New mental rotation model uses VR data and neuro-symbolic AI
Researchers built an AI that replicates how humans mentally rotate 3D objects
Researchers from multiple institutions (including Raymond Khazoum, Daniela Fernandes, Aleksandr Krylov, Qin Li, and Stephane Deny) have developed a novel deep learning model that simulates human mental rotation—the ability to compare objects seen from different viewpoints. The model, accepted at ICML 2026, is built from three stacked components: (1) an equivariant neural encoder that creates 3D spatial representations from 2D images, (2) a neuro-symbolic object encoder that derives symbolic descriptions from those representations, and (3) a neural decision agent that compares symbolic descriptions and prescribes rotation simulations in 3D latent space via a recurrent pathway.
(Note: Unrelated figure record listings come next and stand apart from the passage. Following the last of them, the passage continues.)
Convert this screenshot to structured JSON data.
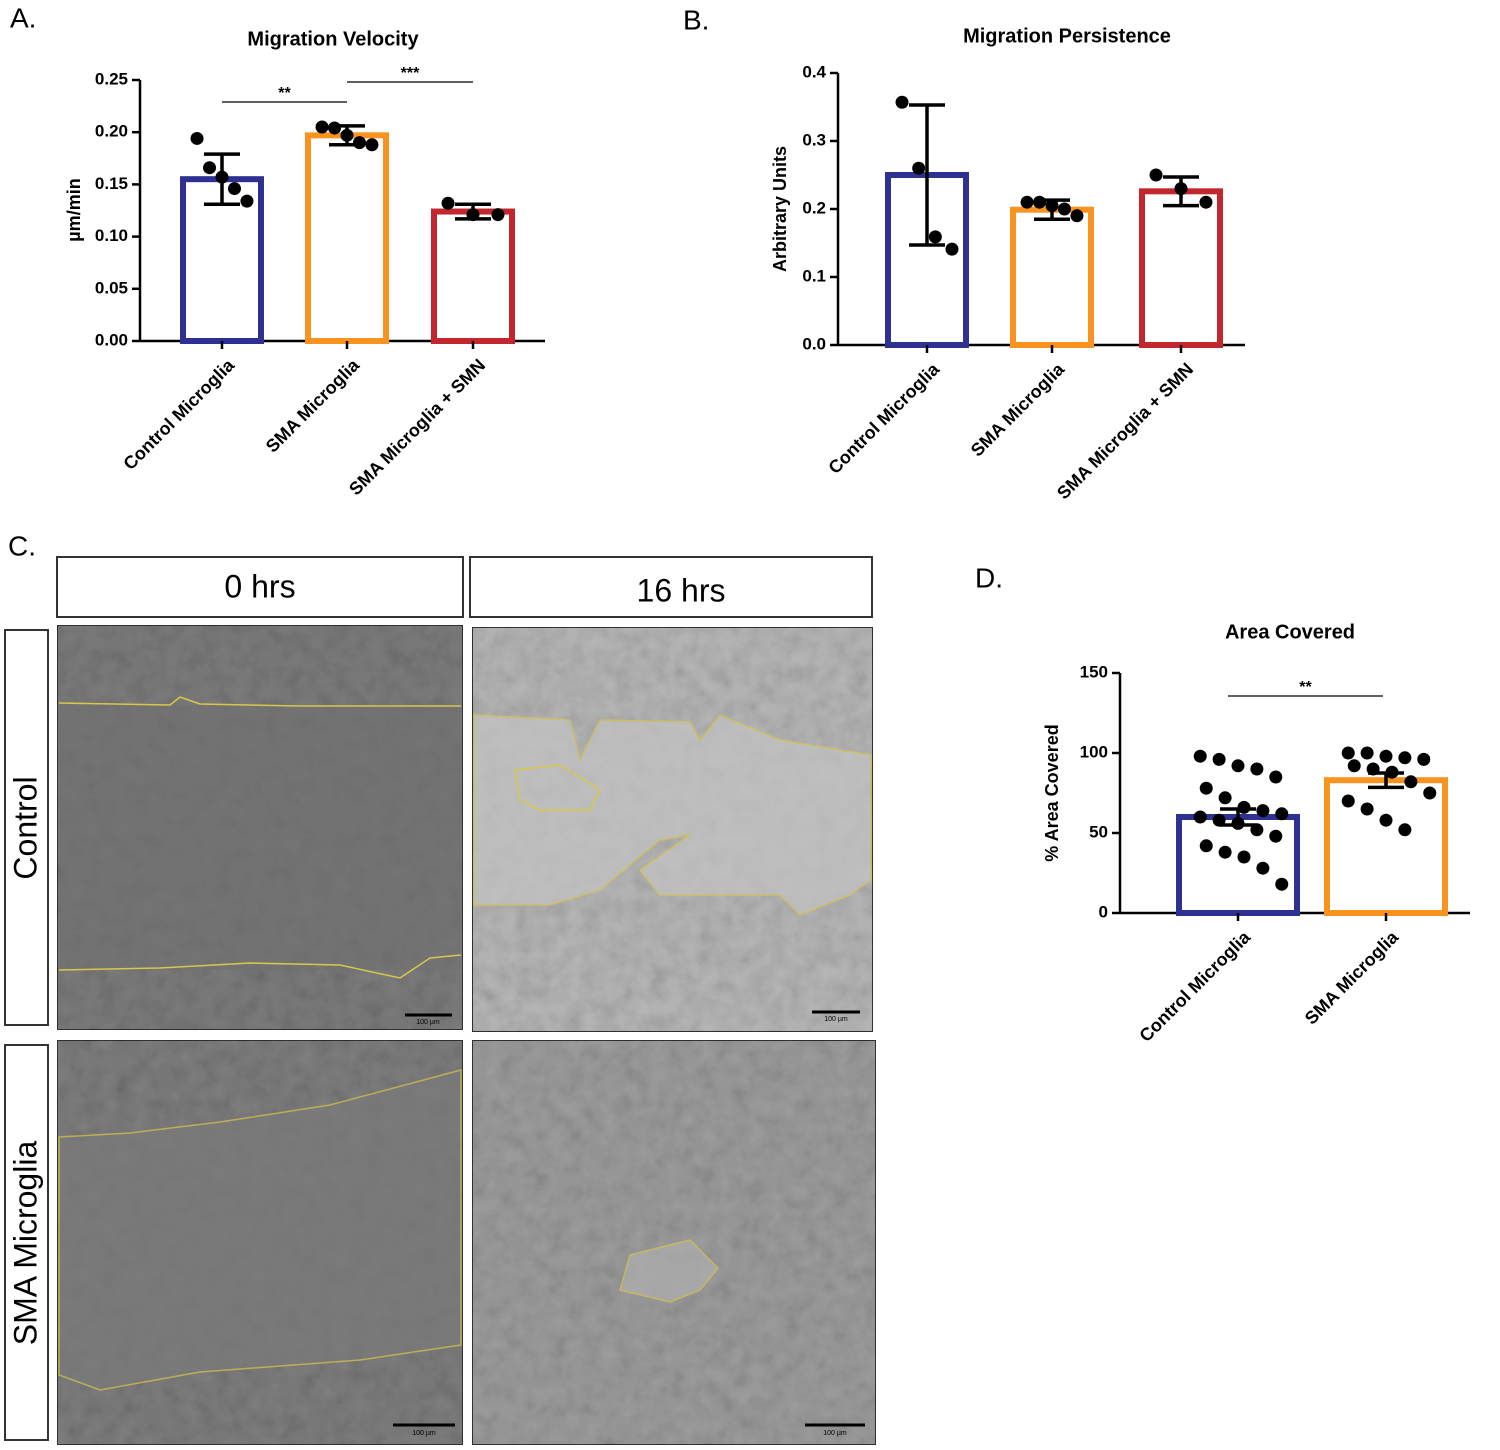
{
  "chart_data": [
    {
      "type": "bar",
      "panel": "A.",
      "title": "Migration Velocity",
      "y_label": "µm/min",
      "categories": [
        "Control Microglia",
        "SMA Microglia",
        "SMA Microglia + SMN"
      ],
      "values": [
        0.155,
        0.197,
        0.124
      ],
      "errors": [
        0.024,
        0.009,
        0.007
      ],
      "colors": [
        "#2e3192",
        "#f7931e",
        "#c1272d"
      ],
      "points": [
        [
          0.194,
          0.166,
          0.157,
          0.146,
          0.134
        ],
        [
          0.205,
          0.204,
          0.197,
          0.19,
          0.188
        ],
        [
          0.132,
          0.121,
          0.121
        ]
      ],
      "annotations": [
        "**",
        "***"
      ],
      "ylim": [
        0,
        0.25
      ],
      "yticks": [
        {
          "value": 0,
          "label": "0.00"
        },
        {
          "value": 0.05,
          "label": "0.05"
        },
        {
          "value": 0.1,
          "label": "0.10"
        },
        {
          "value": 0.15,
          "label": "0.15"
        },
        {
          "value": 0.2,
          "label": "0.20"
        },
        {
          "value": 0.25,
          "label": "0.25"
        }
      ]
    },
    {
      "type": "bar",
      "panel": "B.",
      "title": "Migration Persistence",
      "y_label": "Arbitrary Units",
      "categories": [
        "Control Microglia",
        "SMA Microglia",
        "SMA Microglia + SMN"
      ],
      "values": [
        0.25,
        0.199,
        0.226
      ],
      "errors": [
        0.103,
        0.014,
        0.021
      ],
      "colors": [
        "#2e3192",
        "#f7931e",
        "#c1272d"
      ],
      "points": [
        [
          0.357,
          0.26,
          0.159,
          0.141
        ],
        [
          0.21,
          0.21,
          0.205,
          0.2,
          0.19
        ],
        [
          0.25,
          0.23,
          0.21
        ]
      ],
      "annotations": [],
      "ylim": [
        0,
        0.4
      ],
      "yticks": [
        {
          "value": 0,
          "label": "0.0"
        },
        0.1,
        0.2,
        0.3,
        0.4
      ]
    },
    {
      "type": "bar",
      "panel": "D.",
      "title": "Area Covered",
      "y_label": "% Area Covered",
      "categories": [
        "Control Microglia",
        "SMA Microglia"
      ],
      "values": [
        60,
        83
      ],
      "errors": [
        5,
        4.5
      ],
      "colors": [
        "#2e3192",
        "#f7931e"
      ],
      "points": [
        [
          98,
          96,
          92,
          90,
          85,
          78,
          72,
          66,
          64,
          62,
          60,
          58,
          56,
          52,
          48,
          42,
          38,
          35,
          28,
          18
        ],
        [
          100,
          100,
          98,
          97,
          96,
          92,
          90,
          88,
          82,
          75,
          70,
          65,
          58,
          52
        ]
      ],
      "annotations": [
        "**"
      ],
      "ylim": [
        0,
        150
      ],
      "yticks": [
        0,
        50,
        100,
        150
      ]
    }
  ],
  "panel_c": {
    "panel": "C.",
    "columns": [
      "0 hrs",
      "16 hrs"
    ],
    "rows": [
      "Control",
      "SMA Microglia"
    ],
    "scale_bars": [
      "100 µm",
      "100 µm",
      "100 µm",
      "100 µm"
    ]
  }
}
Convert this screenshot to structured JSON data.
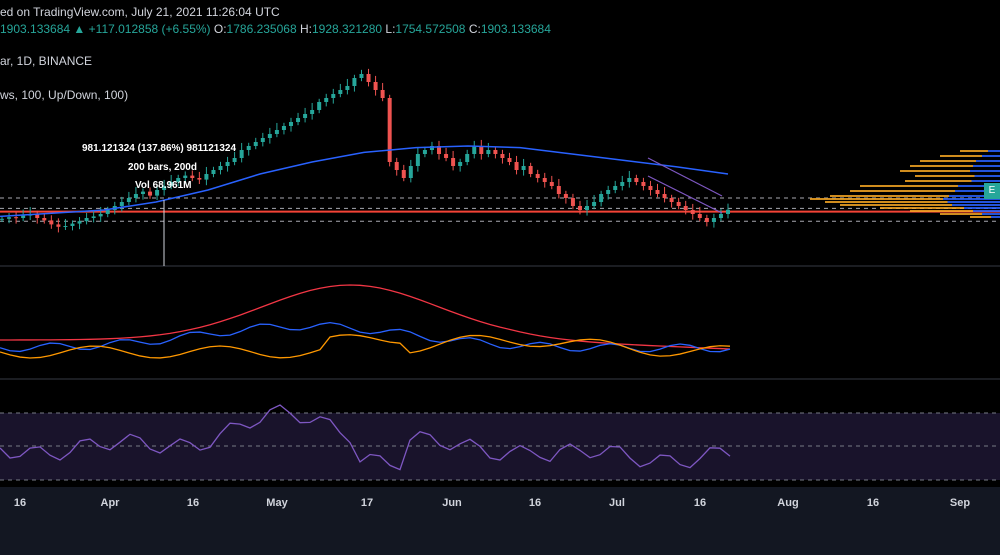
{
  "header": {
    "published": "ed on TradingView.com, July 21, 2021 11:26:04 UTC",
    "price": "1903.133684",
    "change_arrow": "▲",
    "change": "+117.012858 (+6.55%)",
    "o_label": "O:",
    "o_value": "1786.235068",
    "h_label": "H:",
    "h_value": "1928.321280",
    "l_label": "L:",
    "l_value": "1754.572508",
    "c_label": "C:",
    "c_value": "1903.133684",
    "symbol": "ar, 1D, BINANCE",
    "indicator": "ws, 100, Up/Down, 100)"
  },
  "annotations": {
    "range_text": "981.121324 (137.86%) 981121324",
    "bars_text": "200 bars, 200d",
    "vol_text": "Vol 68.961M"
  },
  "price_tag": "E",
  "colors": {
    "up": "#26a69a",
    "down": "#ef5350",
    "ma": "#2962ff",
    "indicator_red": "#f23645",
    "indicator_blue": "#2962ff",
    "indicator_orange": "#ff9800",
    "rsi": "#7e57c2",
    "hline": "#f44336",
    "profile_blue": "#2962ff",
    "profile_yellow": "#f5a623"
  },
  "chart_data": {
    "type": "candlestick",
    "x_axis_labels": [
      "16",
      "Apr",
      "16",
      "May",
      "17",
      "Jun",
      "16",
      "Jul",
      "16",
      "Aug",
      "16",
      "Sep"
    ],
    "candles_close_approx": [
      1790,
      1810,
      1800,
      1830,
      1850,
      1800,
      1770,
      1720,
      1690,
      1700,
      1730,
      1760,
      1800,
      1820,
      1850,
      1900,
      1950,
      2000,
      2050,
      2100,
      2130,
      2080,
      2150,
      2200,
      2250,
      2300,
      2330,
      2300,
      2280,
      2350,
      2400,
      2450,
      2500,
      2550,
      2650,
      2700,
      2750,
      2800,
      2850,
      2900,
      2950,
      3000,
      3050,
      3100,
      3150,
      3250,
      3300,
      3350,
      3400,
      3450,
      3550,
      3600,
      3500,
      3400,
      3300,
      2500,
      2400,
      2300,
      2450,
      2600,
      2650,
      2700,
      2600,
      2550,
      2450,
      2500,
      2600,
      2700,
      2600,
      2650,
      2600,
      2550,
      2500,
      2400,
      2450,
      2350,
      2300,
      2250,
      2200,
      2100,
      2050,
      1950,
      1900,
      1950,
      2000,
      2100,
      2150,
      2200,
      2250,
      2300,
      2250,
      2200,
      2150,
      2100,
      2050,
      2000,
      1950,
      1900,
      1850,
      1800,
      1750,
      1800,
      1850,
      1903
    ],
    "ma_approx": [
      1820,
      1860,
      1900,
      2000,
      2150,
      2350,
      2500,
      2620,
      2680,
      2700,
      2680,
      2600,
      2520,
      2440,
      2350
    ],
    "horizontal_levels": [
      2050,
      1920,
      1880,
      1760
    ],
    "red_level": 1880
  }
}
The team validated their model using VR experiments where participants could manipulate objects during comparison tasks. The model successfully captures human performance, response times, and behavioral patterns from both their own VR studies and existing experimental literature. Ablation studies confirmed that each component is essential. This work adds to a growing collection of deep neural models of human spatial reasoning, highlighting the effectiveness of combining deep learning, equivariant representations, and symbolic reasoning to model cognitive processes.
- Model uses an equivariant neural encoder to generate 3D spatial representations from 2D images
- Neuro-symbolic step extracts symbolic object descriptions for explicit comparison
- Validated against VR experiments with human participants and existing behavioral data
Why It Matters
This model bridges AI and cognitive science, advancing our understanding of human spatial reasoning and improving AI's ability to reason about 3D objects.